La Commissione per i diritti umani delle Nazioni Unite a Ginevra ha annunciato l’apertura di un’inchiesta sull’espulsione dal Darfur delle organizzazioni umanitarie, decisa dal governo del Sudan in seguito al mandato di cattura per il presidente Omar El Bashir dalla Corte penale internazionale dell’Aja. Come ritorsione e con l’accusa di aver fornito informazioni di intelligence per la Cpi, 13 organizzazioni umanitarie occidentali (CARE, OXFAM, Medici senza frontiere, Mercy Corps, Save the Children, the Norwegian Refugee Council, l’International Rescue Committee, Action Contre la Faim, Solidarites, CHF International; due sono italiane: Intersos e Coopi) che stavano lavorando per dare assistenza sanitarie ed alimentare alle popolazioni del Darfur e ai profughi che vivono nei campi al confine con il Ciad, sono state espulse dal paese su ordine di Khartoum. Una decisione che rischia di lasciare senza cibo ed acqua oltre un milione di persone, e senza cure un milione e mezzo di persone, mettendo a rischio anche la vita di migliaia di abitanti, secondo l’Ufficio di coordinamento degli affari umanitari dell’Onu (Ocha). Oggi si riunisce anche il Consiglio di sicurezza dell’Onu, con una serie di consultazioni con alcuni funzionari delle Nazioni Unite che illustreranno la situazione nella regione sudanese. Ma le polemiche si registrano anche in seno all’Onu: il presidente dell’Assemblea generale delle Nazioni Unite, il nicaraguense Miguel D’Escoto Brokmann, ha criticato la scelta della Corte, che ritiene una decisione fondata più su motivazioni politiche che sul reale desiderio di far avanzare la causa della giustizia internazionale nel mondo.

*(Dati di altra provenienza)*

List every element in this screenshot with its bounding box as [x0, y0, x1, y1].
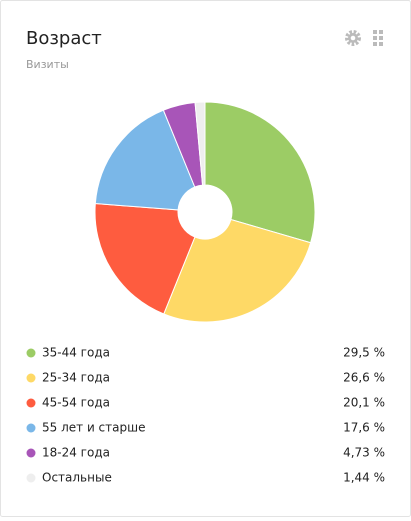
dot	[373, 30, 377, 34]
gear	[345, 30, 361, 46]
legend-label: 35-44 года	[42, 346, 110, 360]
pie-slice	[204, 101, 316, 244]
legend-label: 55 лет и старше	[42, 421, 145, 435]
dot	[373, 42, 377, 46]
legend-value: 4,73 %	[343, 446, 385, 460]
legend-label: 18-24 года	[42, 446, 110, 460]
legend-label: 25-34 года	[42, 371, 110, 385]
legend-value: 20,1 %	[343, 396, 385, 410]
gear-hole	[350, 35, 356, 41]
legend-value: 29,5 %	[343, 346, 385, 360]
pie-slice	[163, 218, 312, 323]
pie-slice	[94, 203, 196, 315]
legend-swatch	[26, 373, 36, 383]
chart-title: Возраст	[26, 28, 102, 49]
chart-subtitle: Визиты	[26, 58, 69, 71]
legend-value: 1,44 %	[343, 471, 385, 485]
dot	[379, 30, 383, 34]
dot	[379, 42, 383, 46]
legend-label: 45-54 года	[42, 396, 110, 410]
legend-value: 26,6 %	[343, 371, 385, 385]
legend-label: Остальные	[42, 471, 112, 485]
legend-swatch	[26, 448, 36, 458]
legend-value: 17,6 %	[343, 421, 385, 435]
dot	[373, 36, 377, 40]
pie-slice	[194, 101, 206, 186]
pie-slice	[94, 109, 196, 211]
legend-swatch	[26, 423, 36, 433]
drag-icon[interactable]	[373, 30, 383, 46]
legend-swatch	[26, 473, 36, 483]
legend-swatch	[26, 398, 36, 408]
dot	[379, 36, 383, 40]
legend-swatch	[26, 348, 36, 358]
settings-icon[interactable]	[345, 30, 361, 46]
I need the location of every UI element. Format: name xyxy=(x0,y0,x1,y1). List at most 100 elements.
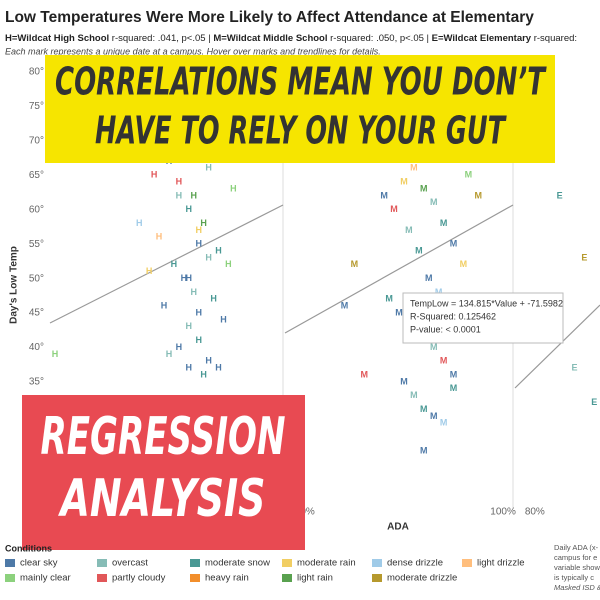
x-axis-title: ADA xyxy=(387,522,409,533)
trend-line xyxy=(284,204,514,334)
x-tick-label: 80% xyxy=(525,507,545,518)
point: M xyxy=(430,197,438,207)
point: M xyxy=(440,356,448,366)
point: M xyxy=(341,301,349,311)
y-tick-label: 65° xyxy=(29,170,44,181)
point: H xyxy=(215,363,222,373)
point: M xyxy=(450,369,458,379)
x-tick-label: 100% xyxy=(490,507,516,518)
legend-swatch xyxy=(5,574,15,582)
point: H xyxy=(176,177,183,187)
subtitle-part: H=Wildcat High School xyxy=(5,33,109,44)
y-tick-label: 50° xyxy=(29,273,44,284)
banner-text: ANALYSIS xyxy=(58,469,266,529)
point: H xyxy=(220,314,227,324)
tooltip-line: R-Squared: 0.125462 xyxy=(410,311,496,321)
point: M xyxy=(420,404,428,414)
point: H xyxy=(195,225,202,235)
y-tick-label: 40° xyxy=(29,342,44,353)
y-tick-label: 35° xyxy=(29,377,44,388)
subtitle-part: M=Wildcat Middle School xyxy=(213,33,327,44)
point: E xyxy=(581,252,587,262)
legend-label: mainly clear xyxy=(20,573,71,584)
point: E xyxy=(571,363,577,373)
point: H xyxy=(52,349,59,359)
side-note-line: variable show xyxy=(554,563,600,572)
point: H xyxy=(205,356,212,366)
legend-label: overcast xyxy=(112,558,148,569)
point: M xyxy=(410,163,418,173)
point: H xyxy=(225,259,232,269)
legend-label: light rain xyxy=(297,573,333,584)
point: H xyxy=(205,252,212,262)
banner-text: HAVE TO RELY ON YOUR GUT xyxy=(95,109,507,153)
trend-line xyxy=(514,304,600,389)
legend-swatch xyxy=(372,574,382,582)
banner-text: REGRESSION xyxy=(41,407,286,467)
point: M xyxy=(440,418,448,428)
point: H xyxy=(166,349,173,359)
point: H xyxy=(186,321,193,331)
point: H xyxy=(195,307,202,317)
legend-label: moderate rain xyxy=(297,558,356,569)
point: M xyxy=(440,218,448,228)
point: E xyxy=(591,397,597,407)
subtitle-part: r-squared: xyxy=(531,33,577,44)
legend-swatch xyxy=(97,574,107,582)
legend-label: partly cloudy xyxy=(112,573,166,584)
point: H xyxy=(181,273,188,283)
y-tick-label: 60° xyxy=(29,204,44,215)
point: H xyxy=(190,287,197,297)
point: M xyxy=(400,177,408,187)
banner-text: CORRELATIONS MEAN YOU DON’T xyxy=(55,60,547,104)
side-note-line: campus for e xyxy=(554,553,597,562)
point: H xyxy=(136,218,143,228)
legend-swatch xyxy=(282,559,292,567)
tooltip-line: TempLow = 134.815*Value + -71.5982 xyxy=(410,298,563,308)
point: M xyxy=(415,245,423,255)
legend-label: dense drizzle xyxy=(387,558,443,569)
legend-label: clear sky xyxy=(20,558,58,569)
point: M xyxy=(420,183,428,193)
y-tick-label: 80° xyxy=(29,67,44,78)
point: M xyxy=(361,369,369,379)
legend-swatch xyxy=(190,559,200,567)
legend-swatch xyxy=(190,574,200,582)
point: M xyxy=(435,287,443,297)
marks: 35°40°45°50°55°60°65°70°75°80°80%100%HHH… xyxy=(29,67,597,518)
point: M xyxy=(475,190,483,200)
subtitle: H=Wildcat High School r-squared: .041, p… xyxy=(5,33,577,44)
point: M xyxy=(450,383,458,393)
point: M xyxy=(430,342,438,352)
point: H xyxy=(215,245,222,255)
point: H xyxy=(161,301,168,311)
note: Each mark represents a unique date at a … xyxy=(5,46,381,56)
top-banner: CORRELATIONS MEAN YOU DON’T HAVE TO RELY… xyxy=(45,55,555,163)
side-note-line: Daily ADA (x- xyxy=(554,543,599,552)
trend-line xyxy=(49,204,284,324)
legend-title: Conditions xyxy=(5,543,52,553)
point: H xyxy=(186,273,193,283)
banner-background xyxy=(22,395,305,550)
point: M xyxy=(420,445,428,455)
point: H xyxy=(186,363,193,373)
legend-label: moderate drizzle xyxy=(387,573,457,584)
point: M xyxy=(385,294,393,304)
point: M xyxy=(400,376,408,386)
point: H xyxy=(176,342,183,352)
point: H xyxy=(230,183,237,193)
point: M xyxy=(395,307,403,317)
point: M xyxy=(351,259,359,269)
point: H xyxy=(200,369,207,379)
legend-label: moderate snow xyxy=(205,558,270,569)
side-note-line: Masked ISD & xyxy=(554,583,600,592)
point: M xyxy=(405,225,413,235)
point: H xyxy=(210,294,217,304)
subtitle-part: r-squared: .050, p<.05 | xyxy=(328,33,432,44)
point: H xyxy=(186,204,193,214)
legend: Conditions clear sky overcast moderate sno… xyxy=(5,543,525,584)
point: M xyxy=(390,204,398,214)
point: H xyxy=(190,190,197,200)
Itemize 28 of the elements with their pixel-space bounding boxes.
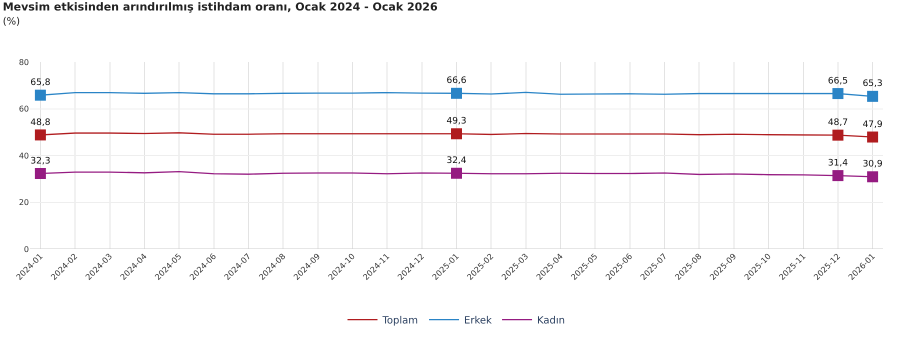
data-label: 30,9	[862, 160, 883, 170]
y-tick-label: 80	[18, 58, 29, 67]
data-label: 65,8	[30, 78, 51, 88]
chart-title: Mevsim etkisinden arındırılmış istihdam oranı, Ocak 2024 - Ocak 2026	[2, 0, 438, 14]
point	[34, 129, 46, 140]
data-label: 47,9	[862, 120, 883, 130]
point	[867, 171, 878, 182]
data-label: 49,3	[446, 116, 467, 127]
point	[867, 90, 878, 102]
data-label: 66,5	[828, 76, 848, 86]
data-label: 48,8	[30, 118, 51, 128]
y-tick-label: 60	[18, 104, 29, 114]
data-label: 66,6	[446, 76, 467, 86]
data-label: 48,7	[828, 118, 848, 128]
legend-label: Erkek	[464, 316, 492, 326]
data-label: 65,3	[862, 79, 883, 90]
data-label: 31,4	[828, 158, 848, 168]
chart-subtitle: (%)	[2, 16, 20, 28]
point	[34, 90, 46, 101]
data-label: 32,3	[30, 156, 50, 166]
y-tick-label: 0	[24, 244, 29, 254]
legend-label: Kadın	[537, 316, 566, 326]
point	[34, 168, 46, 179]
y-tick-label: 20	[18, 198, 29, 208]
data-label: 32,4	[446, 156, 467, 166]
point	[867, 132, 878, 143]
y-tick-label: 40	[18, 151, 29, 160]
legend-label: Toplam	[382, 316, 418, 326]
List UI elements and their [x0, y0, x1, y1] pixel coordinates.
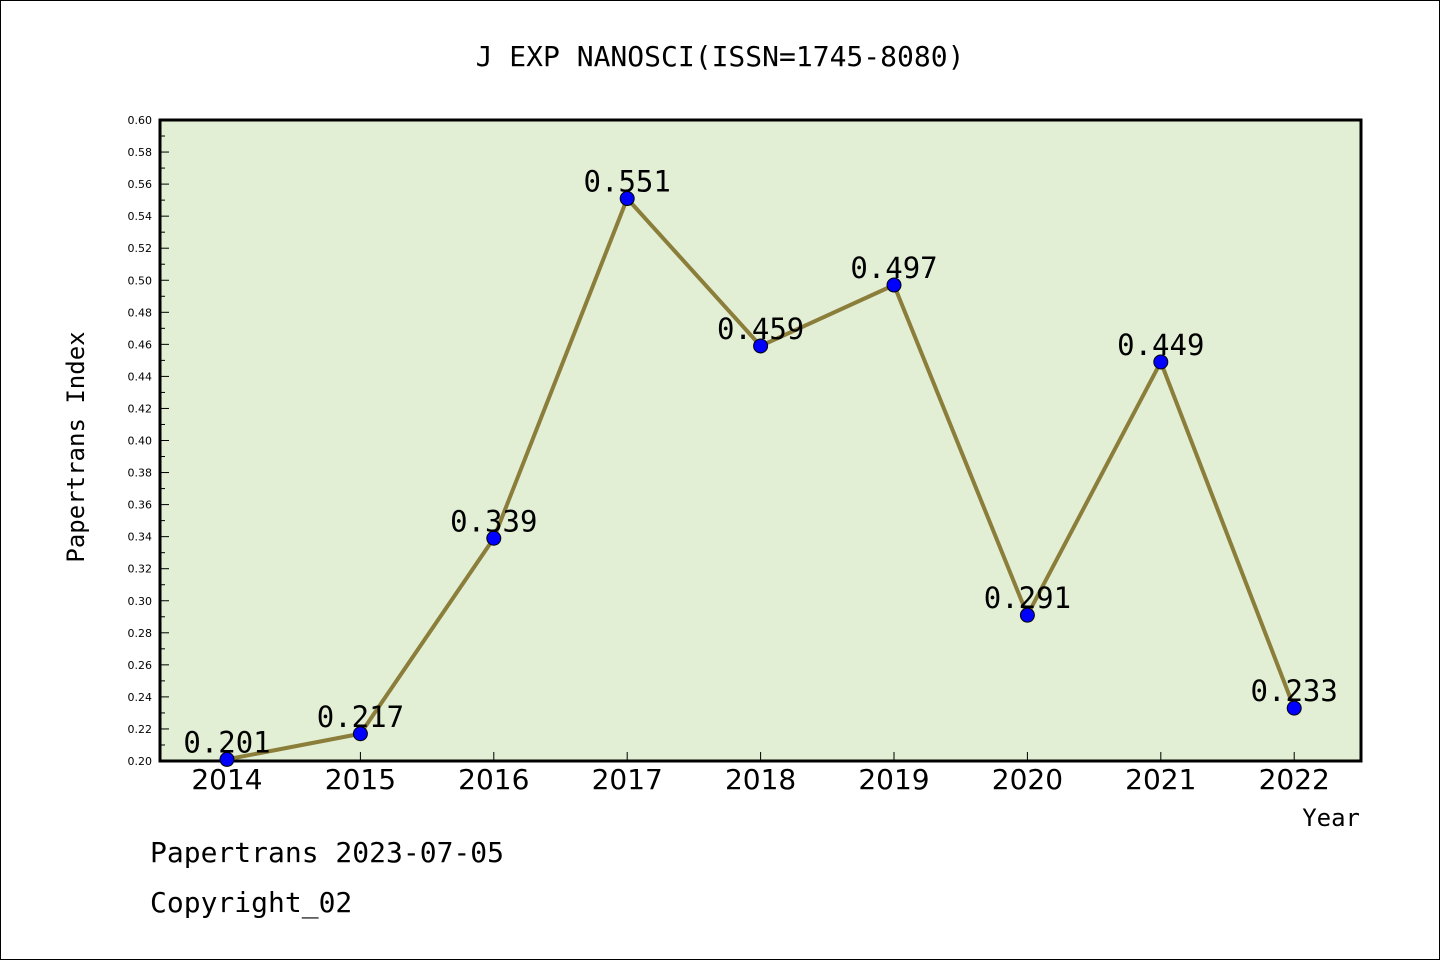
y-tick-label: 0.46	[128, 338, 153, 351]
data-label: 0.497	[850, 251, 937, 285]
y-tick-label: 0.48	[128, 306, 153, 319]
footer-copyright: Copyright_02	[150, 886, 353, 919]
series-line	[219, 191, 1302, 767]
y-tick-label: 0.38	[128, 467, 153, 480]
x-axis: 2014 2015 2016 2017 2018 2019 2020 2021 2022	[191, 752, 1330, 796]
data-label: 0.459	[717, 312, 804, 346]
y-tick-label: 0.32	[128, 563, 153, 576]
y-axis-label: Papertrans Index	[62, 331, 90, 562]
plot-area	[158, 118, 1363, 763]
data-label: 0.201	[183, 725, 270, 759]
y-tick-label: 0.30	[128, 595, 153, 608]
data-point-marker	[1019, 607, 1035, 623]
y-tick-label: 0.44	[128, 370, 153, 383]
y-tick-label: 0.24	[128, 691, 153, 704]
data-point-marker	[486, 530, 502, 546]
x-tick-label: 2015	[325, 763, 396, 796]
data-point-marker	[619, 191, 635, 207]
y-axis: 0.20 0.22 0.24 0.26 0.28 0.30 0.32 0.34 0.36 0.38…	[128, 114, 169, 768]
data-label: 0.291	[984, 581, 1071, 615]
y-tick-label: 0.54	[128, 210, 153, 223]
data-label: 0.339	[450, 504, 537, 538]
x-tick-label: 2017	[592, 763, 663, 796]
data-point-marker	[1286, 700, 1302, 716]
y-tick-label: 0.52	[128, 242, 153, 255]
data-point-marker	[352, 726, 368, 742]
x-tick-label: 2019	[858, 763, 929, 796]
data-labels: 0.201 0.217 0.339 0.551 0.459 0.497 0.291 0.449…	[183, 165, 1338, 760]
y-tick-label: 0.58	[128, 146, 153, 159]
y-tick-label: 0.26	[128, 659, 153, 672]
data-label: 0.217	[317, 700, 404, 734]
y-tick-label: 0.22	[128, 723, 153, 736]
y-tick-label: 0.42	[128, 402, 153, 415]
y-tick-label: 0.28	[128, 627, 153, 640]
data-label: 0.449	[1117, 328, 1204, 362]
data-point-marker	[753, 338, 769, 354]
y-tick-label: 0.34	[128, 531, 153, 544]
x-tick-label: 2014	[191, 763, 262, 796]
y-tick-label: 0.50	[128, 274, 153, 287]
y-tick-label: 0.60	[128, 114, 153, 127]
data-label: 0.551	[584, 165, 671, 199]
data-label: 0.233	[1251, 674, 1338, 708]
data-point-marker	[219, 751, 235, 767]
x-tick-label: 2018	[725, 763, 796, 796]
data-point-marker	[1153, 354, 1169, 370]
y-tick-label: 0.56	[128, 178, 153, 191]
x-tick-label: 2020	[992, 763, 1063, 796]
x-axis-label: Year	[1302, 804, 1360, 832]
x-tick-label: 2022	[1259, 763, 1330, 796]
y-tick-label: 0.40	[128, 435, 153, 448]
x-tick-label: 2021	[1125, 763, 1196, 796]
data-point-marker	[886, 277, 902, 293]
chart-title: J EXP NANOSCI(ISSN=1745-8080)	[476, 40, 965, 73]
y-tick-label: 0.20	[128, 755, 153, 768]
y-tick-label: 0.36	[128, 499, 153, 512]
footer-date: Papertrans 2023-07-05	[150, 836, 505, 869]
x-tick-label: 2016	[458, 763, 529, 796]
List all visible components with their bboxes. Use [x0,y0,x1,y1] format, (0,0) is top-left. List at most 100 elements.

E mentre almeno 4 paesi africani hanno annunciato che stanno valutando il ritiro dalla Cpi per protesta contro il mandato di cattura per El Bashir, l’Unione africana invece, contraria alla decisione della Cpi, ha nominato l’ex presidente sudafricano Thabo Mbeki mediatore dei rapporti tra l’Aja e il Sudan e presidente di una commissione di indagine sulle violazioni dei diritti umani commesse nella regione sudanese del Darfur. Etiopia, Sudafrica, Egitto ed Uganda sono 4 dei paesi che si schierati dalla parte del presidente sudanese e hanno apertamente criticato la sua incriminazione.